Madeleine Albright lived a long and difficult life to get to where she peaked politically, but that ended with her becoming the first woman to be appointed as Secretary of State. 

Albright was born to the Czech diplomat Josef Korbel right before the Nazis invaded Czechoslovakia. In 1939, Albright and her family fled to England to escape persecution. Her identity was changed when she was a baby. She found out later in life that her immediate family was Jewish and they perished to the Nazis during WWII.

Albright's multiple moves protected her from persecution, but as tensions started to heat up with the Soviet Union after WWII, the entire family decided to relocate to America. 

Her father became the dean of international relations at the Univerity of Denver, and Albright went on to receive her undergrad degree from Wellesley College in 1959. Shortly after she finished her bachelor's, Albright married Joseph Medill Patterson Albright, the youngest son of the Medill newspaper-publishing family. 

After her marriage, Albright received her MA and Ph.D. from Columbia University and moved to Washington D.C. She worked for Maine's Senator, Edmund S. Muskie, and served on the National Security Council while the Carter administration was in power. 

She divorced her husband in 1982, and she started working in nonprofit organizations during Goerge Bush and Ronald Reagan's terms. 

When Bill Clinton got elected in 1992, he appointed Albright as the ambassador of the United Nations.

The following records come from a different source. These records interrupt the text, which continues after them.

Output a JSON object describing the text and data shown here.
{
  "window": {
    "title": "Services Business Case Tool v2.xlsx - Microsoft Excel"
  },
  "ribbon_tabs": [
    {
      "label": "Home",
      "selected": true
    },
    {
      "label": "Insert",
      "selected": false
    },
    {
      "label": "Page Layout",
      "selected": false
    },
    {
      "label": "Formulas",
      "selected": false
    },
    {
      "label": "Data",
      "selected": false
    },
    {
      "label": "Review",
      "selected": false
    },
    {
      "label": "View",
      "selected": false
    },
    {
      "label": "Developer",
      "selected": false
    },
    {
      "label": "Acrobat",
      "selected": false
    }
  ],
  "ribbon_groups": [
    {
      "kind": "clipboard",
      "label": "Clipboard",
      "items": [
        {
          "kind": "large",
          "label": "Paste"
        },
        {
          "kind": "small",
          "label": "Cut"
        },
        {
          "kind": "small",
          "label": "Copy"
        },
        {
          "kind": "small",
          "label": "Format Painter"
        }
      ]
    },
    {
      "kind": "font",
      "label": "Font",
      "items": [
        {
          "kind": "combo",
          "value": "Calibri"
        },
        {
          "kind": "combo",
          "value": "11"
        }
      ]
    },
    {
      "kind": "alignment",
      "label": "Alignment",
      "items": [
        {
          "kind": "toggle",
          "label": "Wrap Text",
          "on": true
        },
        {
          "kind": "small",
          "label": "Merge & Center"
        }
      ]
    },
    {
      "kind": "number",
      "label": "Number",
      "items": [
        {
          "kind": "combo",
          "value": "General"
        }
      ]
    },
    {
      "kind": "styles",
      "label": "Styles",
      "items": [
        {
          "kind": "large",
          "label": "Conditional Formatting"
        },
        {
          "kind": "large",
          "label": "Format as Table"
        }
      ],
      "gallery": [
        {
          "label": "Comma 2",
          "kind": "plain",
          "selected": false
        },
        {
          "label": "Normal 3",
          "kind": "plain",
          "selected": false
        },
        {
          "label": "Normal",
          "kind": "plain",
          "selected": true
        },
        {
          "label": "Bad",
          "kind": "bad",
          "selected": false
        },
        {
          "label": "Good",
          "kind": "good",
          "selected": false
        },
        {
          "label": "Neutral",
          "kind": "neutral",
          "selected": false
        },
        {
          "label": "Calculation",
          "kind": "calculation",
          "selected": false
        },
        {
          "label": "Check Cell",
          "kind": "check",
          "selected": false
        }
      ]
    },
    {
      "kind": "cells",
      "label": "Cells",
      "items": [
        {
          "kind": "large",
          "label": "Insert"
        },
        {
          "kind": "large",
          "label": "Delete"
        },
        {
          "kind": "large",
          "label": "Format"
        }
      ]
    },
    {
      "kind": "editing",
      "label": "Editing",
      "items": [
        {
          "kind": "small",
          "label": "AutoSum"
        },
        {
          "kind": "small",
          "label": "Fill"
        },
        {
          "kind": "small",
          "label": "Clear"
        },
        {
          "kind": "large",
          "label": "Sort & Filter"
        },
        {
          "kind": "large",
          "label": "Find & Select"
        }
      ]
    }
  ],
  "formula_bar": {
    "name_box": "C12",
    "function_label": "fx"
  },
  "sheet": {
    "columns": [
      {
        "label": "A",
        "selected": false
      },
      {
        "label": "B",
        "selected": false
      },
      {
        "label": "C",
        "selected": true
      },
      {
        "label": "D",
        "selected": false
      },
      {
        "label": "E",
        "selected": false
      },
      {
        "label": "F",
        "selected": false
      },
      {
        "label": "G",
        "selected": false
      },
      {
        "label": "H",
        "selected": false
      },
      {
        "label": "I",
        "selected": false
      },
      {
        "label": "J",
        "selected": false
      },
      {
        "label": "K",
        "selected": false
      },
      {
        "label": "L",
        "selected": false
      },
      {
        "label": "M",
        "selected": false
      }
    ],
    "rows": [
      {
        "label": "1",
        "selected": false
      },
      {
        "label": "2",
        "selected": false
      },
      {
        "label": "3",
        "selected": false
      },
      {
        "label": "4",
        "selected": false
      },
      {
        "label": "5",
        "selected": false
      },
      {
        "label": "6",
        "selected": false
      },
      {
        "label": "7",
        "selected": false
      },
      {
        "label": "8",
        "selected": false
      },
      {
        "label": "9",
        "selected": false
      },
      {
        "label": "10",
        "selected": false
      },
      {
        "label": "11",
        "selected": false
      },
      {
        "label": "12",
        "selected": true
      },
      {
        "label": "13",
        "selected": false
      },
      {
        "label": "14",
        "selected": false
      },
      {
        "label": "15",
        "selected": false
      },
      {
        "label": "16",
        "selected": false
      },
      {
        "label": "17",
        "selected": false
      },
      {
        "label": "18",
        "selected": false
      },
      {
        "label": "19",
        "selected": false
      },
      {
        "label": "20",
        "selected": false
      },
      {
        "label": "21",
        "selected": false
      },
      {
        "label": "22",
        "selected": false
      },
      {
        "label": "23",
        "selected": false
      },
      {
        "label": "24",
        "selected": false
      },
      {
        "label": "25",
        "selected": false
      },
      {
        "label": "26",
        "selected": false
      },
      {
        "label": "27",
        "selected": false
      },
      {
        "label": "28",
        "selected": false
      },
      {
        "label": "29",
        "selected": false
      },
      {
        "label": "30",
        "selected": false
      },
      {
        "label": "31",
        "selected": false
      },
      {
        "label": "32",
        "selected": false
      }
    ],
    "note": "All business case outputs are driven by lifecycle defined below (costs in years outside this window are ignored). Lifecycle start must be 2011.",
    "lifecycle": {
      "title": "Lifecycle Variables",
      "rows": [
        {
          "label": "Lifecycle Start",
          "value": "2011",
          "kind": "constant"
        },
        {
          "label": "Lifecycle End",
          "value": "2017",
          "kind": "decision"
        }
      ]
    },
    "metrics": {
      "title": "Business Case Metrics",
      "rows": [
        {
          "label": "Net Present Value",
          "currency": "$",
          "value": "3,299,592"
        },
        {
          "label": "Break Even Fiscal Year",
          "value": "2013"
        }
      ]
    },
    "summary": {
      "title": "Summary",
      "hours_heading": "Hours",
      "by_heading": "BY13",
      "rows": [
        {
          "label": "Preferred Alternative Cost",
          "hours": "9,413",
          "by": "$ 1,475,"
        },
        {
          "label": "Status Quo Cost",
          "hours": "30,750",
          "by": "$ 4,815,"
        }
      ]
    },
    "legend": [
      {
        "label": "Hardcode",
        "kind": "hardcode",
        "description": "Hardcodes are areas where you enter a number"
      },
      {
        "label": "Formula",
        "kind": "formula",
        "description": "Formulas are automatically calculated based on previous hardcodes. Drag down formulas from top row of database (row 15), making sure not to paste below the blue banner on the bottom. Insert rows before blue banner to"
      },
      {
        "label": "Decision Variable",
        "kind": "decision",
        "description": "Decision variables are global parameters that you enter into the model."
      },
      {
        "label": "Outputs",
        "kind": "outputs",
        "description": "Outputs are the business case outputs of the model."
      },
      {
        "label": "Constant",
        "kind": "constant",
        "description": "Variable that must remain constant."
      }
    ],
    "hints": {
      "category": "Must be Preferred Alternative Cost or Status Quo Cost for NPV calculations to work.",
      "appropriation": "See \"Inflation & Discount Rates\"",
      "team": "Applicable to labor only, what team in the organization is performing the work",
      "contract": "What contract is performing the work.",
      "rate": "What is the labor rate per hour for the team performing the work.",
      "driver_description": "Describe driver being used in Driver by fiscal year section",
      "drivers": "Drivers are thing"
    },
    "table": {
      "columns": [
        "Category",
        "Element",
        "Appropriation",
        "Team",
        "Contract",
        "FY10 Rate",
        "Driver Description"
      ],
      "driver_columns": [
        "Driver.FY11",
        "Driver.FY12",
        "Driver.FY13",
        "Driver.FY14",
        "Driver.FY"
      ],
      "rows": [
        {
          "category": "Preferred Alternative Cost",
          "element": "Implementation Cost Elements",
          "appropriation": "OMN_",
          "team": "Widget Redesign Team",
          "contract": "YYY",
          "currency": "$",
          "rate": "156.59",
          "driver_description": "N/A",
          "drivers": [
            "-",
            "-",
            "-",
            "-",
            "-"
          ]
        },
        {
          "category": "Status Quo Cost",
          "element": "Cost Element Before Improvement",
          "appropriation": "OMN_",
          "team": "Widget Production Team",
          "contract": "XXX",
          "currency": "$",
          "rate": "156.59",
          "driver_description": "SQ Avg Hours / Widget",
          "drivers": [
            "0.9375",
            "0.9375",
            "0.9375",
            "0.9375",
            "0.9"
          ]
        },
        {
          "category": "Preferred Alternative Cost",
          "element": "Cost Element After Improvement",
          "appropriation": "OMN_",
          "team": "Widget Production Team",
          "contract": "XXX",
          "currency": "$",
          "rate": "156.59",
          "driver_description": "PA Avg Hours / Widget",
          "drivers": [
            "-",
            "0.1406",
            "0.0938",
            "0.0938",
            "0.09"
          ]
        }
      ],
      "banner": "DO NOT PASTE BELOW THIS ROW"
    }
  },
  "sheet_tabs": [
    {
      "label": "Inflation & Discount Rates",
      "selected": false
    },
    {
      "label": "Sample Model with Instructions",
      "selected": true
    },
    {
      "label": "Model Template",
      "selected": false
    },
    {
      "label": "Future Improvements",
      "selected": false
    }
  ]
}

Albright made a reputation for herself as a straight-shooting patriot, who would defend the interests of the American people no matter what. 

In 1996, Bill Clinton nominated Albright to take Warren Christopher's position as the Secretary of State. She was unanimously approved by the Senate and was sworn in on January 23rd, 1997. 

Albright's term ended in 2000 when George W. Bush Jr. was elected to be the president. She then taught at Georgetown University, and later became the chair of the National Democratic Institute for International Affairs.